Cet acte judiciaire de la Russie constitue une réponse au mandat d’arrêt lancé , le 17 mars 2023, par la Cour pénale internationale contre le président russe, pour sa responsabilité, selon la CPI, dans des crimes de guerre en Ukraine. « Date de naissance : 30 mars 1970. Lieu de naissance : Edimbourg, Ecosse […] Recherché en vertu d’un article du code pénal », indique la notice contre le procureur de la CPI émise par les autorités russes et que des journalistes de l’AFP ont consultée.

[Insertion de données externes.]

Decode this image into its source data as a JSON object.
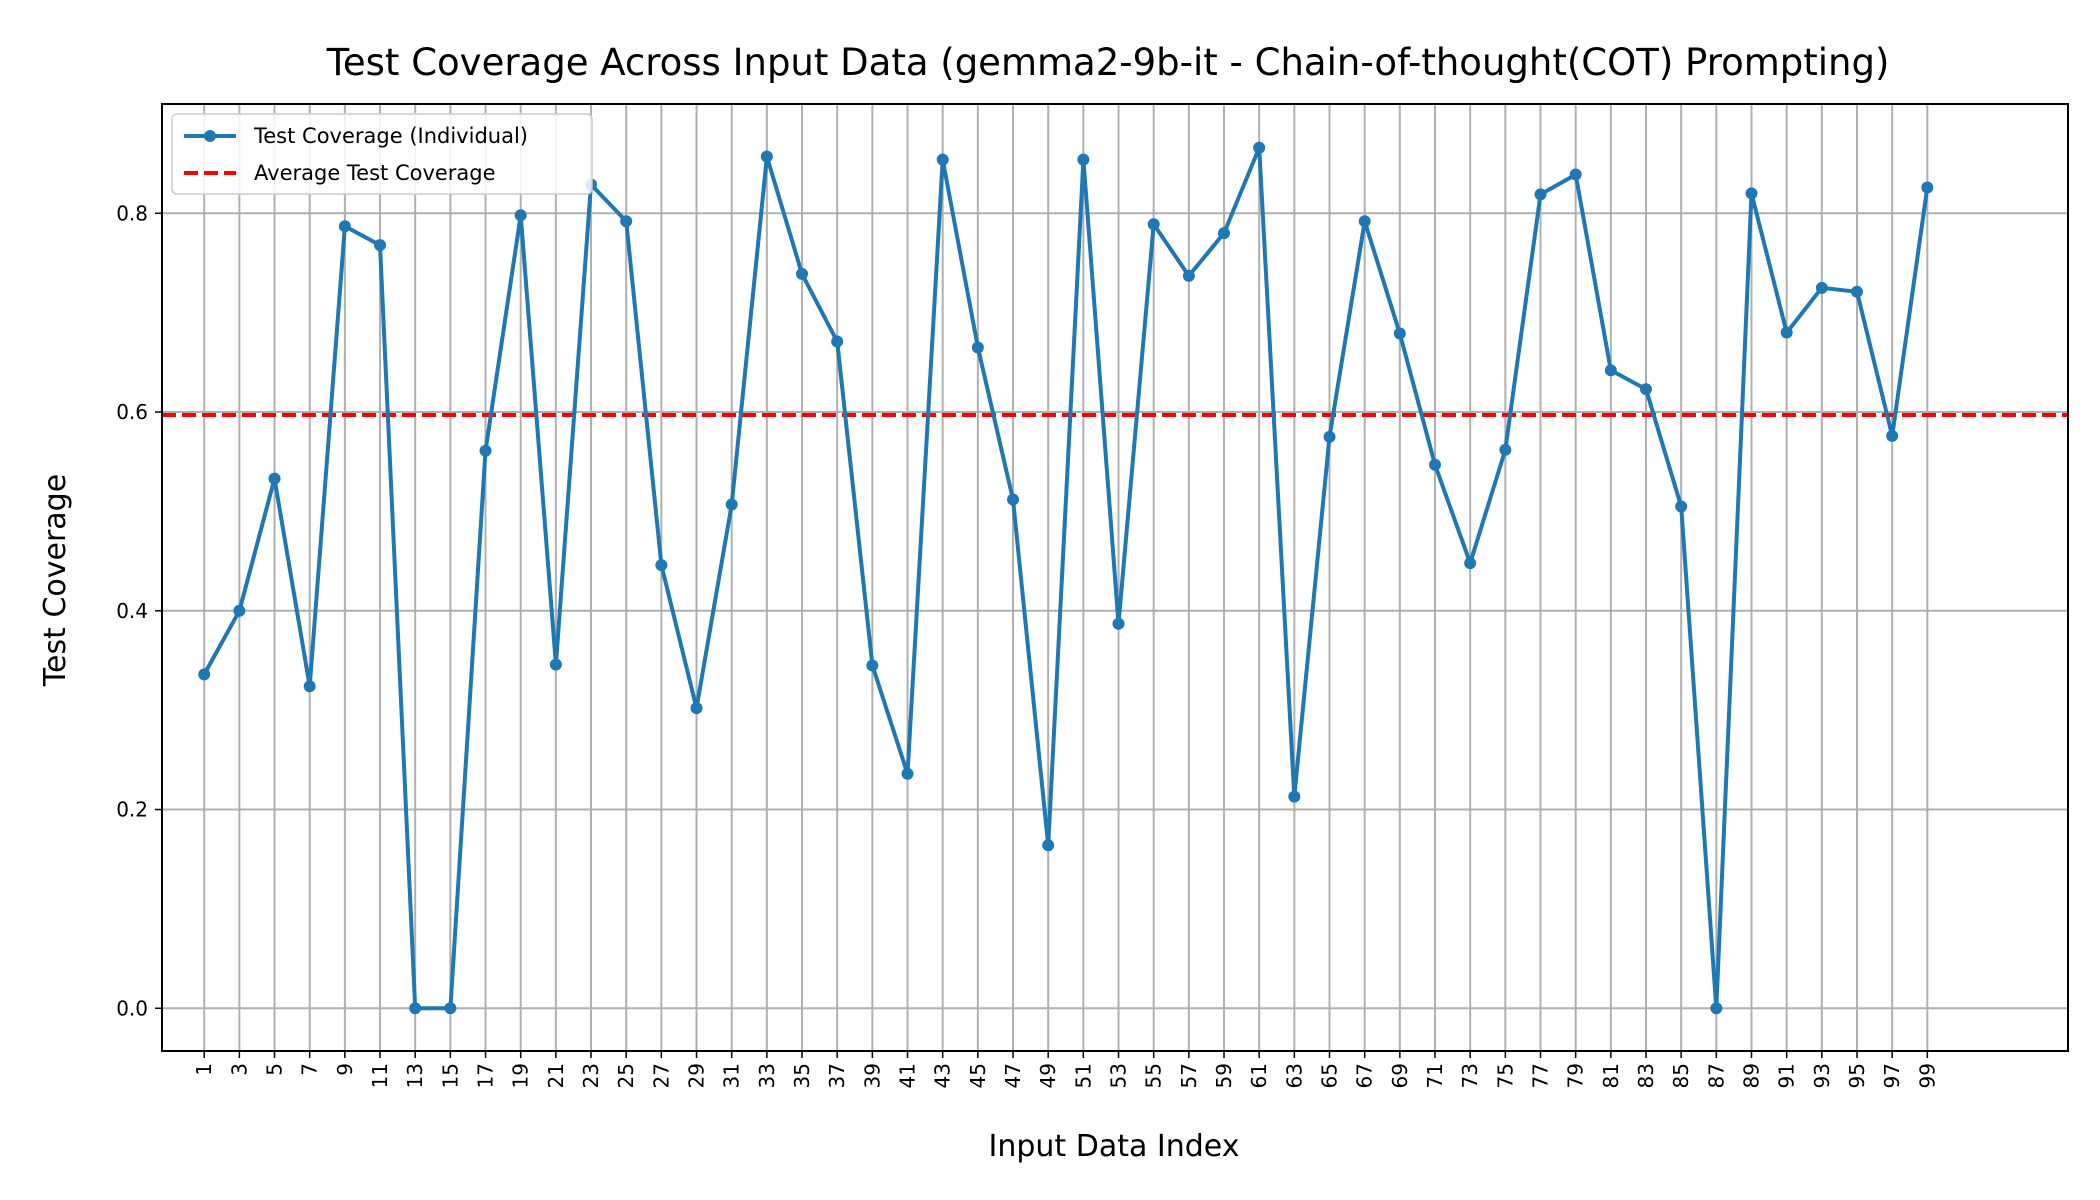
{
  "chart_data": {
    "type": "line",
    "title": "Test Coverage Across Input Data (gemma2-9b-it - Chain-of-thought(COT) Prompting)",
    "xlabel": "Input Data Index",
    "ylabel": "Test Coverage",
    "x": [
      1,
      3,
      5,
      7,
      9,
      11,
      13,
      15,
      17,
      19,
      21,
      23,
      25,
      27,
      29,
      31,
      33,
      35,
      37,
      39,
      41,
      43,
      45,
      47,
      49,
      51,
      53,
      55,
      57,
      59,
      61,
      63,
      65,
      67,
      69,
      71,
      73,
      75,
      77,
      79,
      81,
      83,
      85,
      87,
      89,
      91,
      93,
      95,
      97,
      99
    ],
    "xticks": [
      "1",
      "3",
      "5",
      "7",
      "9",
      "11",
      "13",
      "15",
      "17",
      "19",
      "21",
      "23",
      "25",
      "27",
      "29",
      "31",
      "33",
      "35",
      "37",
      "39",
      "41",
      "43",
      "45",
      "47",
      "49",
      "51",
      "53",
      "55",
      "57",
      "59",
      "61",
      "63",
      "65",
      "67",
      "69",
      "71",
      "73",
      "75",
      "77",
      "79",
      "81",
      "83",
      "85",
      "87",
      "89",
      "91",
      "93",
      "95",
      "97",
      "99"
    ],
    "yticks": [
      "0.0",
      "0.2",
      "0.4",
      "0.6",
      "0.8"
    ],
    "ytick_values": [
      0,
      0.2,
      0.4,
      0.6,
      0.8
    ],
    "xlim": [
      -1.4,
      107
    ],
    "ylim": [
      -0.043,
      0.91
    ],
    "grid": true,
    "legend_position": "upper left",
    "series": [
      {
        "name": "Test Coverage (Individual)",
        "color": "#1f77b4",
        "style": "solid-with-markers",
        "values": [
          0.336,
          0.4,
          0.533,
          0.324,
          0.787,
          0.768,
          0.0,
          0.0,
          0.561,
          0.798,
          0.346,
          0.829,
          0.792,
          0.446,
          0.302,
          0.507,
          0.857,
          0.739,
          0.671,
          0.345,
          0.236,
          0.854,
          0.665,
          0.512,
          0.164,
          0.854,
          0.387,
          0.789,
          0.737,
          0.78,
          0.866,
          0.213,
          0.575,
          0.792,
          0.679,
          0.547,
          0.448,
          0.562,
          0.819,
          0.839,
          0.642,
          0.623,
          0.505,
          0.0,
          0.82,
          0.68,
          0.725,
          0.721,
          0.576,
          0.826
        ]
      }
    ],
    "reference_line": {
      "name": "Average Test Coverage",
      "value": 0.597,
      "color": "#ff0000",
      "style": "dashed"
    }
  }
}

Au dire de ces journalistes, la notice ne mentionnait aucune précision sur la nature de l’infraction. La CPI a jugé, le samedi 20 mai 2023, la démarche de la Russie « inacceptable » et a ajouté, dans un communiqué, qu’elle « restera inflexible dans l’exécution de son mandat légal, garantissant que des comptes soient rendus pour les crimes les plus graves ».
A noter qu’à la mi-mars, quelques jours après le mandat de la CPI contre Vladimir Poutine, Moscou avait déjà ouvert une enquête pénale contre Karim Khan et trois juges de la CPI. Selon cette investigation, le procureur international est accusé d’avoir « engagé des poursuites pénales à l’encontre d’une personne notoirement innocente » et de « préparer une attaque envers un représentant d’un Etat étranger ». De son côté la CPI, basée à La Haye aux Pays-Bas, accuse le président russe de crimes de guerre pour la « déportation illégale » de milliers d’enfants ukrainiens, dans le cadre du conflit entre Moscou et Kiev.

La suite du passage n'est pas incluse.